Although it has been suggested that there are alterations in cytoskeletal architecture in polycystic kidney disease (PKD), there is a paucity of detailed morphological descriptions of the actin cytoskeleton in PKD. Cilium‐deficient cortical collecting duct cells from Oak Ridge Polycystic Kidney mouse ( orpk cilia(−)) have increased apical Ca 2+ permeability which results in elevated sub‐apical Ca 2+ levels when compared to their cilium‐competent counterparts ( orpk cilia(+)). We postulate that elevated Ca 2+ levels in orpk cilia(−) cells contribute to alterations in actin cytoskeletal organization. For these studies, actin was labeled in cultured monolayers of orpk cilia(+) and cilia(−) cells with ALEXA‐conjugated phalloidin and observed with confocal microscopy. In untreated cilia(+) cells, we observed an abundance of well organized, bundled stress fibers, as well as a prominent adhesion belt.
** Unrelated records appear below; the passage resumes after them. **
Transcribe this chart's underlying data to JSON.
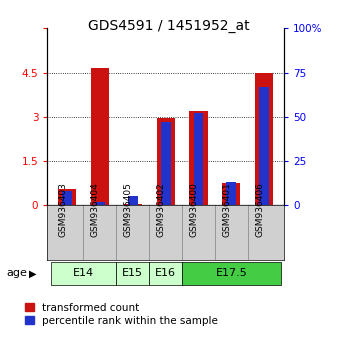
{
  "title": "GDS4591 / 1451952_at",
  "samples": [
    "GSM936403",
    "GSM936404",
    "GSM936405",
    "GSM936402",
    "GSM936400",
    "GSM936401",
    "GSM936406"
  ],
  "transformed_count": [
    0.55,
    4.65,
    0.05,
    2.95,
    3.2,
    0.75,
    4.5
  ],
  "percentile_rank": [
    8,
    2,
    5,
    47,
    52,
    13,
    67
  ],
  "age_group_spans": [
    {
      "label": "E14",
      "start": 0,
      "end": 2,
      "color": "#ccffcc"
    },
    {
      "label": "E15",
      "start": 2,
      "end": 3,
      "color": "#ccffcc"
    },
    {
      "label": "E16",
      "start": 3,
      "end": 4,
      "color": "#ccffcc"
    },
    {
      "label": "E17.5",
      "start": 4,
      "end": 7,
      "color": "#44cc44"
    }
  ],
  "ylim_left": [
    0,
    6
  ],
  "ylim_right": [
    0,
    100
  ],
  "yticks_left": [
    0,
    1.5,
    3,
    4.5,
    6
  ],
  "yticks_right": [
    0,
    25,
    50,
    75,
    100
  ],
  "bar_color_red": "#cc1111",
  "bar_color_blue": "#2233cc",
  "bar_width": 0.25,
  "background_color": "#ffffff",
  "title_fontsize": 10,
  "tick_fontsize": 7.5,
  "legend_fontsize": 7.5
}
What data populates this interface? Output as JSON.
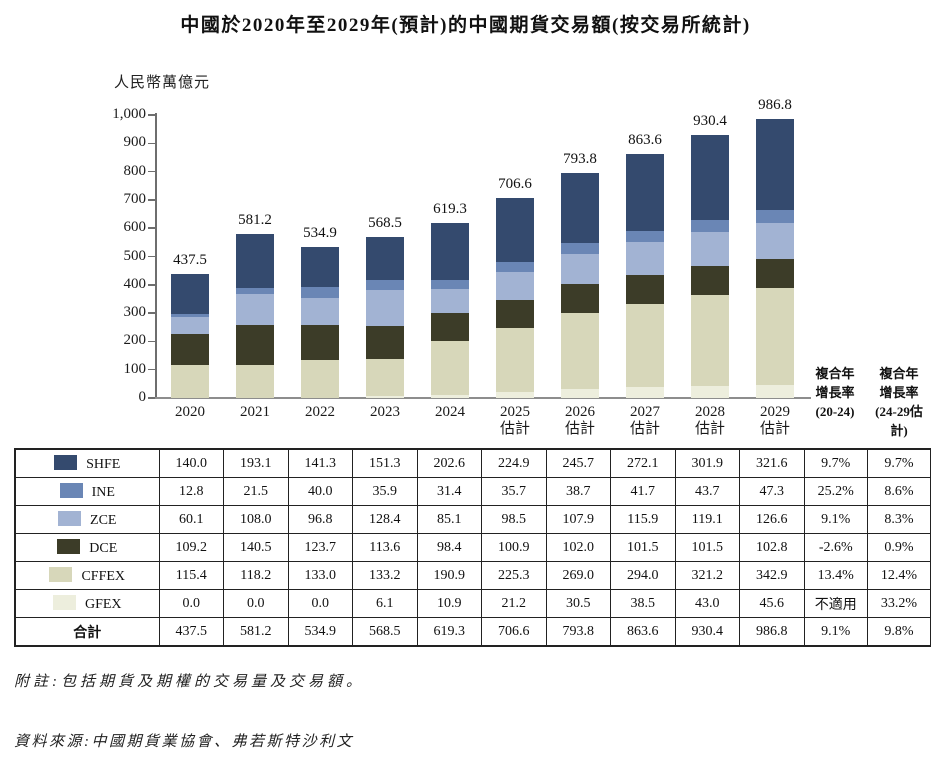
{
  "title": "中國於2020年至2029年(預計)的中國期貨交易額(按交易所統計)",
  "unit_label": "人民幣萬億元",
  "chart_data": {
    "type": "bar",
    "stacked": true,
    "title": "中國於2020年至2029年(預計)的中國期貨交易額(按交易所統計)",
    "ylabel": "人民幣萬億元",
    "xlabel": "",
    "ylim": [
      0,
      1000
    ],
    "ytick_step": 100,
    "yticks": [
      "0",
      "100",
      "200",
      "300",
      "400",
      "500",
      "600",
      "700",
      "800",
      "900",
      "1,000"
    ],
    "grid": false,
    "legend_position": "table-left-column",
    "categories": [
      "2020",
      "2021",
      "2022",
      "2023",
      "2024",
      "2025",
      "2026",
      "2027",
      "2028",
      "2029"
    ],
    "estimate_label": "估計",
    "estimate_from_index": 5,
    "totals": [
      437.5,
      581.2,
      534.9,
      568.5,
      619.3,
      706.6,
      793.8,
      863.6,
      930.4,
      986.8
    ],
    "stack_order_bottom_to_top": [
      "GFEX",
      "CFFEX",
      "DCE",
      "ZCE",
      "INE",
      "SHFE"
    ],
    "series": [
      {
        "name": "SHFE",
        "color": "#344a6e",
        "values": [
          140.0,
          193.1,
          141.3,
          151.3,
          202.6,
          224.9,
          245.7,
          272.1,
          301.9,
          321.6
        ],
        "cagr_20_24": "9.7%",
        "cagr_24_29": "9.7%"
      },
      {
        "name": "INE",
        "color": "#6a86b5",
        "values": [
          12.8,
          21.5,
          40.0,
          35.9,
          31.4,
          35.7,
          38.7,
          41.7,
          43.7,
          47.3
        ],
        "cagr_20_24": "25.2%",
        "cagr_24_29": "8.6%"
      },
      {
        "name": "ZCE",
        "color": "#a2b3d3",
        "values": [
          60.1,
          108.0,
          96.8,
          128.4,
          85.1,
          98.5,
          107.9,
          115.9,
          119.1,
          126.6
        ],
        "cagr_20_24": "9.1%",
        "cagr_24_29": "8.3%"
      },
      {
        "name": "DCE",
        "color": "#3c3c28",
        "values": [
          109.2,
          140.5,
          123.7,
          113.6,
          98.4,
          100.9,
          102.0,
          101.5,
          101.5,
          102.8
        ],
        "cagr_20_24": "-2.6%",
        "cagr_24_29": "0.9%"
      },
      {
        "name": "CFFEX",
        "color": "#d7d7ba",
        "values": [
          115.4,
          118.2,
          133.0,
          133.2,
          190.9,
          225.3,
          269.0,
          294.0,
          321.2,
          342.9
        ],
        "cagr_20_24": "13.4%",
        "cagr_24_29": "12.4%"
      },
      {
        "name": "GFEX",
        "color": "#edeedd",
        "values": [
          0.0,
          0.0,
          0.0,
          6.1,
          10.9,
          21.2,
          30.5,
          38.5,
          43.0,
          45.6
        ],
        "cagr_20_24": "不適用",
        "cagr_24_29": "33.2%"
      }
    ]
  },
  "cagr_headers": [
    {
      "lines": [
        "複合年",
        "增長率",
        "(20-24)"
      ]
    },
    {
      "lines": [
        "複合年",
        "增長率",
        "(24-29估計)"
      ]
    }
  ],
  "table_total_row": {
    "label": "合計",
    "values": [
      "437.5",
      "581.2",
      "534.9",
      "568.5",
      "619.3",
      "706.6",
      "793.8",
      "863.6",
      "930.4",
      "986.8"
    ],
    "cagr_20_24": "9.1%",
    "cagr_24_29": "9.8%"
  },
  "colors": {
    "exchange_name_text": "#1f3864",
    "axis": "#6e6e6e",
    "table_border": "#222222"
  },
  "notes": {
    "note": "附註:包括期貨及期權的交易量及交易額。",
    "source": "資料來源:中國期貨業協會、弗若斯特沙利文"
  }
}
Stress fibers in untreated cilia(−) cells were much less abundant and organized and the adhesion belt was poorly defined. To verify the effects of elevated [Ca 2+ ] i on actin organization, we treated cells apically with 5 μM ionomycin. After 10 min. treatment with ionomycin, cilia(+) cells stress fibers were nearly ablated and abundant perinuclear actin staining was observed. Cilia(−) cells, under the same conditions, displayed a further decrease in stress fibers and some perinuclear actin staining. In summary, these findings suggest that elevated [Ca 2+ ] i levels appear to disrupt actin cytoskeletal organization in orpk cilia(−) cells, which may contribute to the pathogenesis of PKD.